24 September 2008

More trouble at Tangjiashan

Posted by Dave Petley

Tangjiashan was the most serious of the “quake lakes” (valley-blocking landslides) generated by the Wenchuan earthquake. Back in June I followed the remarkable exercise undertaken by the Chinese authorities to mitigate the problem by draining the lake. Once the lake was drained the concern was what would happen in the wet season.

Today, China.org.cn is reporting that new problems have developed:

Two people were dead and 30 were missing amid torrential rain in one of the counties that was hardest-hit by the May 12 earthquake, local authorities said on Wednesday. More than 300 people sustained injuries and about 6,000 were stranded or in dire need of help, according to the local committee in charge of post-quake restoration. Downpours began to pound Beichuan County in Sichuan Province, southwest China, on Monday night, collapsing more than 1,100 houses since then. Heavy rain, with maximum and average totals of 352.8 mm and 150 mm respectively, triggered mountain torrents, cave-ins and landslides. Local party chiefs were supervising relief work.

In a slightly older report, Xinhua gives slightly more detail:

Fourteen people have gone missing in the wake of landslides triggered by heavy rain in the quake-hit Beichuan County of Sichuan Province in southwest China, a local official said on Wednesday. Some villagers in Leigu town have also been injured, said Zuo Daifu, a county official in charge the reconstruction of Beichuan. The town received 104 mm of rain between 8 a.m. Tuesday and 7 a.m. Wednesday. Heavy rain totaling 194 mm during the period also hit the Tangjiashan area, blocking the sluice of the dangerous Tangjiashan quake lake and raising its water level by five meters.

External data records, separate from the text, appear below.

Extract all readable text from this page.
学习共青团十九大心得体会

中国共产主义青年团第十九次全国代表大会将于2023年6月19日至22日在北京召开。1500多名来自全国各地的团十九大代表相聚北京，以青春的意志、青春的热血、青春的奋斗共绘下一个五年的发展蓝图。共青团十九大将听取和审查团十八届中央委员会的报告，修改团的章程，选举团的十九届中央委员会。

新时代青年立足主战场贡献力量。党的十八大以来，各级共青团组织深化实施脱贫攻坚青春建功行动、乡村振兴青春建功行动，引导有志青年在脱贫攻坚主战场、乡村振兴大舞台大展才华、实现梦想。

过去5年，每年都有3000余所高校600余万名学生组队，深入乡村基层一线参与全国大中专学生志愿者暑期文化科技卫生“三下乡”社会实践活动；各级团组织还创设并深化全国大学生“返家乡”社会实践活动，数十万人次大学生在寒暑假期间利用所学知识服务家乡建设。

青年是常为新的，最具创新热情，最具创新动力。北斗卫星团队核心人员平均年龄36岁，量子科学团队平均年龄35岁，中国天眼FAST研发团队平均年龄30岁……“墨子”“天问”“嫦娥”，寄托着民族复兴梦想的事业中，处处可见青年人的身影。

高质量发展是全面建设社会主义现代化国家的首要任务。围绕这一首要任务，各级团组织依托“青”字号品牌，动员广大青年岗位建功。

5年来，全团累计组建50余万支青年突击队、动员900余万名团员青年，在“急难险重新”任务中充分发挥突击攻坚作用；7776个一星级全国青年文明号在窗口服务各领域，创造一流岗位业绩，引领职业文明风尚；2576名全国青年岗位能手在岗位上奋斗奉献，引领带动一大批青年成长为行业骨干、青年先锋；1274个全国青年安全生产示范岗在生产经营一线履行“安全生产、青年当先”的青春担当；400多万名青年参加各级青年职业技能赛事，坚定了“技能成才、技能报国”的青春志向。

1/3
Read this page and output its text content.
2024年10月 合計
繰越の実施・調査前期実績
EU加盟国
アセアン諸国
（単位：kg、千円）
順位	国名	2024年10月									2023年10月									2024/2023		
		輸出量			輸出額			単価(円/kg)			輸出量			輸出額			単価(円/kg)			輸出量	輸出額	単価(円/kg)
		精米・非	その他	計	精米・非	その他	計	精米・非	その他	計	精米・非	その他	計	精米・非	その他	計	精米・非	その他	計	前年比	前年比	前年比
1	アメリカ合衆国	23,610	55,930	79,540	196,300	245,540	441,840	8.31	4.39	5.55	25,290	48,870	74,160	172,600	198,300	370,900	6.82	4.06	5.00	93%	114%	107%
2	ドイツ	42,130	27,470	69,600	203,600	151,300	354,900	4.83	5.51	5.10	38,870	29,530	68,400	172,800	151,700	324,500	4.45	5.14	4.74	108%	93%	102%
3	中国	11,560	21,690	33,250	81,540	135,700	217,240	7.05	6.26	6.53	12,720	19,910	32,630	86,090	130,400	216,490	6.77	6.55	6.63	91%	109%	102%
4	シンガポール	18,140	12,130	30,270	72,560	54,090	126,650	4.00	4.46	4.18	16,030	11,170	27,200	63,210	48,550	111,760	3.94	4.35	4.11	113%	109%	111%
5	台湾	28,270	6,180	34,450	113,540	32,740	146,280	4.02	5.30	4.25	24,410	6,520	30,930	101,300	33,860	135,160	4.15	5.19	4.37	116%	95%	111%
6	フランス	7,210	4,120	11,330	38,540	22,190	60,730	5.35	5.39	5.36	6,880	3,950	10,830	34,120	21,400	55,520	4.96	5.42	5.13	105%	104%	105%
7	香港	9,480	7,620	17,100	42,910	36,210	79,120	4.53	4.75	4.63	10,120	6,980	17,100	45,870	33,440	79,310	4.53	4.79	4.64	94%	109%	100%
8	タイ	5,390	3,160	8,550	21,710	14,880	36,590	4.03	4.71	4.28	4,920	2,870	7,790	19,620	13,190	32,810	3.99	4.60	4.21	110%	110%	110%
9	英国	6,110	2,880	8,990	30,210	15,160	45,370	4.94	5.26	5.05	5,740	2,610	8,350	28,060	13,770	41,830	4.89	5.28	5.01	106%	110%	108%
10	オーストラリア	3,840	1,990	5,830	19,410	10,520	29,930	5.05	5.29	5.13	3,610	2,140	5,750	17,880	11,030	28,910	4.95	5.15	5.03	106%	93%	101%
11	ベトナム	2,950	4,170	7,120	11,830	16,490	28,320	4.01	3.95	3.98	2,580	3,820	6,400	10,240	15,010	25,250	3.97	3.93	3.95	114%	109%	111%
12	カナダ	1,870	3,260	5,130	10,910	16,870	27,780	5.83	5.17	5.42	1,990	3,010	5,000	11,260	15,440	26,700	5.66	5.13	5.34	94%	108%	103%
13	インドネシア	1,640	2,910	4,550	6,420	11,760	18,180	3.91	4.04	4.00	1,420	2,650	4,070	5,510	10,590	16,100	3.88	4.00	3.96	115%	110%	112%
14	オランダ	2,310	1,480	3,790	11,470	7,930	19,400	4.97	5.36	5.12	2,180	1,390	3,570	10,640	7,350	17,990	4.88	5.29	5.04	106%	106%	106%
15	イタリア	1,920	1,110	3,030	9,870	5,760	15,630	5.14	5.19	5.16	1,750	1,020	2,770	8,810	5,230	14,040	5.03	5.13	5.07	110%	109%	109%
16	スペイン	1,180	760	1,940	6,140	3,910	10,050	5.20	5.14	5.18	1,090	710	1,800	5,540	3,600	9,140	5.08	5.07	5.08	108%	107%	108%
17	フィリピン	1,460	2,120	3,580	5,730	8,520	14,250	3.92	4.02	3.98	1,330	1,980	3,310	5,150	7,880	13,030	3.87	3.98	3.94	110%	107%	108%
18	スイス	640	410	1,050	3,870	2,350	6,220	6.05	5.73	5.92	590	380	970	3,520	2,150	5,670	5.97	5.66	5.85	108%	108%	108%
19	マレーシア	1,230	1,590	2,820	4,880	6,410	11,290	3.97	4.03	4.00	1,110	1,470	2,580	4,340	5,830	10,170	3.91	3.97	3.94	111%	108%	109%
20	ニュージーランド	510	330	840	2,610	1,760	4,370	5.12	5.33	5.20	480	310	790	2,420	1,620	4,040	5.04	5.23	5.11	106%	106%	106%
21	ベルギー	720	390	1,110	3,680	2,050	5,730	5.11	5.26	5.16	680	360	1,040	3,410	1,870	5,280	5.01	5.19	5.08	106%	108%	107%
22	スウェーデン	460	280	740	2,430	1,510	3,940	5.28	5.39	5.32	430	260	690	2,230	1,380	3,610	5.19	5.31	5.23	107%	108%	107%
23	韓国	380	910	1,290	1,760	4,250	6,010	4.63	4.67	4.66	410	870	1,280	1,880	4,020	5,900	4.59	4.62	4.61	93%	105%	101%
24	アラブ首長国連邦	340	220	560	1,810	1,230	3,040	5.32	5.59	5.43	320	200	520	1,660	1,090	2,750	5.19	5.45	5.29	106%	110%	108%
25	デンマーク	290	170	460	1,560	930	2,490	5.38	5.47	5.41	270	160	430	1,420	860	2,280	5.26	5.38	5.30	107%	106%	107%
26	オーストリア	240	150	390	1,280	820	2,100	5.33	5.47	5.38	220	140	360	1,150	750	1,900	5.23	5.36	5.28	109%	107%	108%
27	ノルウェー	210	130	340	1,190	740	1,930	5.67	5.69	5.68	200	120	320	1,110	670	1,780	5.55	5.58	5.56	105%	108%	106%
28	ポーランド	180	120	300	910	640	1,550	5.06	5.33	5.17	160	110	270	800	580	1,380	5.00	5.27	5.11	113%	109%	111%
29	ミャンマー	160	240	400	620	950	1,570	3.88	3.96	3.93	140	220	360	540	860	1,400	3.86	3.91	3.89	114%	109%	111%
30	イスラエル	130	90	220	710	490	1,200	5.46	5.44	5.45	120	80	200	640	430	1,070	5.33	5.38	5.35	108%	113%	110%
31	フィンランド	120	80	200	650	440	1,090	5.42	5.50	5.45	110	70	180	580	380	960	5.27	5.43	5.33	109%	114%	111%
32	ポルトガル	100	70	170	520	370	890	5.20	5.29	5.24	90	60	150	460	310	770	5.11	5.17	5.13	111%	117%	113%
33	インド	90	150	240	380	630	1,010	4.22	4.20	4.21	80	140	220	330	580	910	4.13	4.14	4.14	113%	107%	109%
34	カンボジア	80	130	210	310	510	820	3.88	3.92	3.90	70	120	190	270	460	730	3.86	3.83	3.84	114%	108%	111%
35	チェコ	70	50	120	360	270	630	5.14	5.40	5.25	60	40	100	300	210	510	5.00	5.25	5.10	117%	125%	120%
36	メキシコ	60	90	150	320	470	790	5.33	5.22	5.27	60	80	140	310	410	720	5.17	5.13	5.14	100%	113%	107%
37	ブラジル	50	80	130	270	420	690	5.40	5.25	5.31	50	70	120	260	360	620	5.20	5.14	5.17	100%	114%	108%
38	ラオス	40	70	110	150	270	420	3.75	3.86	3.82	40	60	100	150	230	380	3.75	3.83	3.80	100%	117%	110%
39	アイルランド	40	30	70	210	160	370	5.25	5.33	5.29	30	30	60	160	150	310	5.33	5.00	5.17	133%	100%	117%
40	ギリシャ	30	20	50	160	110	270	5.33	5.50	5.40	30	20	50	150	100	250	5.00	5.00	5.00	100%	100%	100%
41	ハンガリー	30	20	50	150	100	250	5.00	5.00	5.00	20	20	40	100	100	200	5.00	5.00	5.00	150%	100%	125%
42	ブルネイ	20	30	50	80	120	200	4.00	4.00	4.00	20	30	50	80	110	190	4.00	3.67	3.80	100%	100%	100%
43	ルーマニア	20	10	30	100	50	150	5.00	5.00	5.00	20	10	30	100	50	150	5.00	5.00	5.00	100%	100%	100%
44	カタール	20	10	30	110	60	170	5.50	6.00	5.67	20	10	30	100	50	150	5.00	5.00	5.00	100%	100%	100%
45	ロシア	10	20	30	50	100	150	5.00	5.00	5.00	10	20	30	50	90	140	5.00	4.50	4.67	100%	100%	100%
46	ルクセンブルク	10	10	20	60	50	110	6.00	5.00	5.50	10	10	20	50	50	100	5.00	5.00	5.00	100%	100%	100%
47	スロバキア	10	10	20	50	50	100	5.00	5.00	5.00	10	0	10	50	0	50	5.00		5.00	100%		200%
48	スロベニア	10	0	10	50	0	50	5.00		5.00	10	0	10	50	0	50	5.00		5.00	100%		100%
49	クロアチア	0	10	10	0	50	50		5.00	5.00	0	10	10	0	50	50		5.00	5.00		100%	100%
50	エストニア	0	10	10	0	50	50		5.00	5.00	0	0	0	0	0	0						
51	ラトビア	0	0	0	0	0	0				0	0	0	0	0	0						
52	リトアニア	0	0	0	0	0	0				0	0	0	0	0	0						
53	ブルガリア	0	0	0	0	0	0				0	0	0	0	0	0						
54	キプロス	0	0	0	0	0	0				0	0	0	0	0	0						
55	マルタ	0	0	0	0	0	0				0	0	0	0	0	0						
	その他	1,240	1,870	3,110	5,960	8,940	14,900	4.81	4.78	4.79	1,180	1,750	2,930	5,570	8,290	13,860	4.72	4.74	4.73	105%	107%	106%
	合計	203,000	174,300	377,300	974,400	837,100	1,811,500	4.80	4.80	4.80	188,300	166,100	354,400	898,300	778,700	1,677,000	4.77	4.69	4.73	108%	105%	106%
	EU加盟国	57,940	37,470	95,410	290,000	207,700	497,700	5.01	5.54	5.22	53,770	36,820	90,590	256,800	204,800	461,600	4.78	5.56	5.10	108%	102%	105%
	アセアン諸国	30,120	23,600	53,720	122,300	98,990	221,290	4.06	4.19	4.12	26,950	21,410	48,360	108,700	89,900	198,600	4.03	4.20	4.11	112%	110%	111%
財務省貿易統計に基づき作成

It goes without saying that a landslide that has blocked the sluice, given its size, must be a fairly large slide. The image below shows water flowing over the channel during release of the water. Note the scale of the channel compared to the bulldozers parked on the dam. Of course the flow will be much lower now.

There can be little doubt that the authorities will be able to deal with this blockage once again, but the challenges ahead in terms of instability are clear.